— Оденьтесь! — случалось, что кричали зрители нам, когда мы, «певцы зимой погоды летней», легонько постукивая зубами от нестерпимого холода, делали вид, что нам очень тепло.
К актерам народ отнесся с поразительной симпатией. Он отдавал нам столько искреннего, столько горячего внимания, что этим завоевывал нас.
Время военного коммунизма своей суровостью отучило актеров смотреть на себя, как на «избранников» и поставило нас во всем рядом со всеми. Мы связались со всеми сначала нашими общими лишениями. Спаивала нас со всеми и всеобщая ненависть к врагам, внутренним и внешним, ввергавшим страну в жестокие испытания. Мы стали осознавать себя гражданами.
То, что у миллионов советских людей хватало сил перенести холод и голод и перешагнуть через отчаяние, знаменует многое. Те, кто блокировал нас, убедились, что у народов Советской страны превосходящие силы жизни.
Партия и народ не только оборонились от нападений Антанты, но начали строить свое Советское государство, создавать армию, развивать науку, технику, искусство. Мы радовались успехам нашего государства. Гордились ими.
А на фронте искусства шли ожесточеннейшие бои… «Дух века требует важных перемен и на сцене драматической», — так выразил Пушкин связь между действительностью и театром.
По-разному понимали эту взаимосвязь театральные деятели первых лет революции, разные «перемены» были им желанны.
Опять возвращаюсь к своему «шестку» — студии, так как данных на широкий обзор театральных борений, смут, веяний у меня нет.
Итак — о студии.
Сторонники левого направления негодовали, говорили, что студия убивает в актере игровую стихию.
В этом же был обвиняем и Московский Художественный театр.
Даже такой истинно творческий человек, как Маяковский, писал:
Для других театров
представлять не важно:
для них
сцена —
замочная скважина.
Сиди, мол, смирно,
прямо или наискосочек
и смотри чужой жизни кусочек.
Первая студия занимала небольшую театральную территорию и немного было в ней опытных и ярких актеров, но Первая студия заняла определенное место в борьбе за свои художественные принципы, первый из которых — «жизнь человеческого духа», переданная со сцены театра в художественной форме. Считаю это доблестью студии, если вспомнить диспуты 20‑х годов о театре эксцентрическом, о театре современном. Лозунги этих диспутов были: американизация театра, бульваризация театра, механизация его.
Отрицалось значение «искусства высокого, искусства серьезного, искусства вечного, искусства вообще»…
Быть может, мы только из боязни вылезти за пределы привычного продолжали держаться «жизни в образе»?
Может быть, и так.
Но хорошо, что вольно или невольно, а вместе с театрами, впоследствии ставшими академическими, мы были верными основе русского театрального искусства — стремлению к жизни на сцене.

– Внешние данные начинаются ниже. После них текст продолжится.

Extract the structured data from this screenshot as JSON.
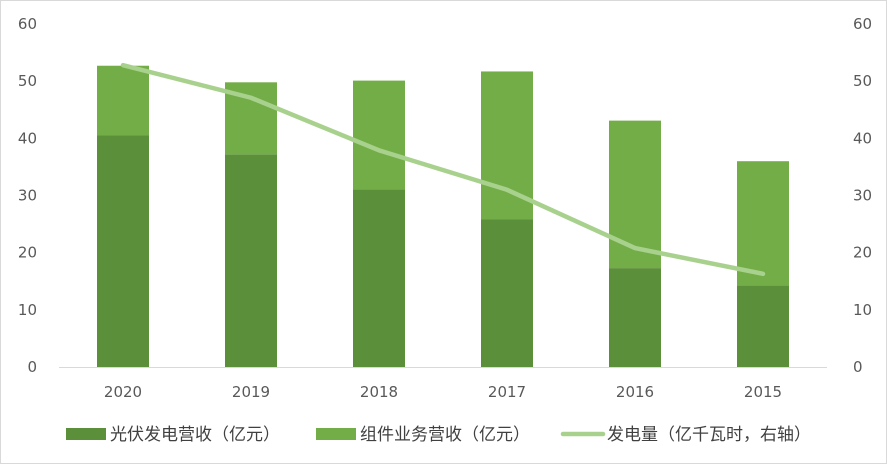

Только «представлять» — тоже не театр.
Когда играешь только для других, без того, чтобы и для тебя что-то теплилось в душе, без того, что и ты, актер, испытываешь радость творчества, — ледяной тогда театр.
Нет, только на двух ногах, и притом равной длины, не хромает человек. И только тот театр не хромает, режиссеры и актеры которого со зрителями считаются всемерно, но отнюдь не теряют своей внутренней глубочайшей сосредоточенности в жизни сценического образа.
Тема театра — человек.
Жизнь передается через человека.
Идея становится ощутимой через человека пьесы и спектакля.
Как же можно презреть человека — сценический образ?
Чем будет жива профессия актера, от которой отняты обязанность и право сценического перевоплощения?
Так я думаю теперь. А то, что думала тогда, я не в состоянии была бы выразить словами.
Маяковского я тогда не читала, не интересовалась им совершенно и, — чтобы быть до конца откровенной, — не запомнила его, хотя по приглашению студии он выступил с чтением своих произведений.
Ни на какие диспуты я не ходила: ничего бы в них не поняла, а только было бы страшно и больно за Художественный театр, за его студию.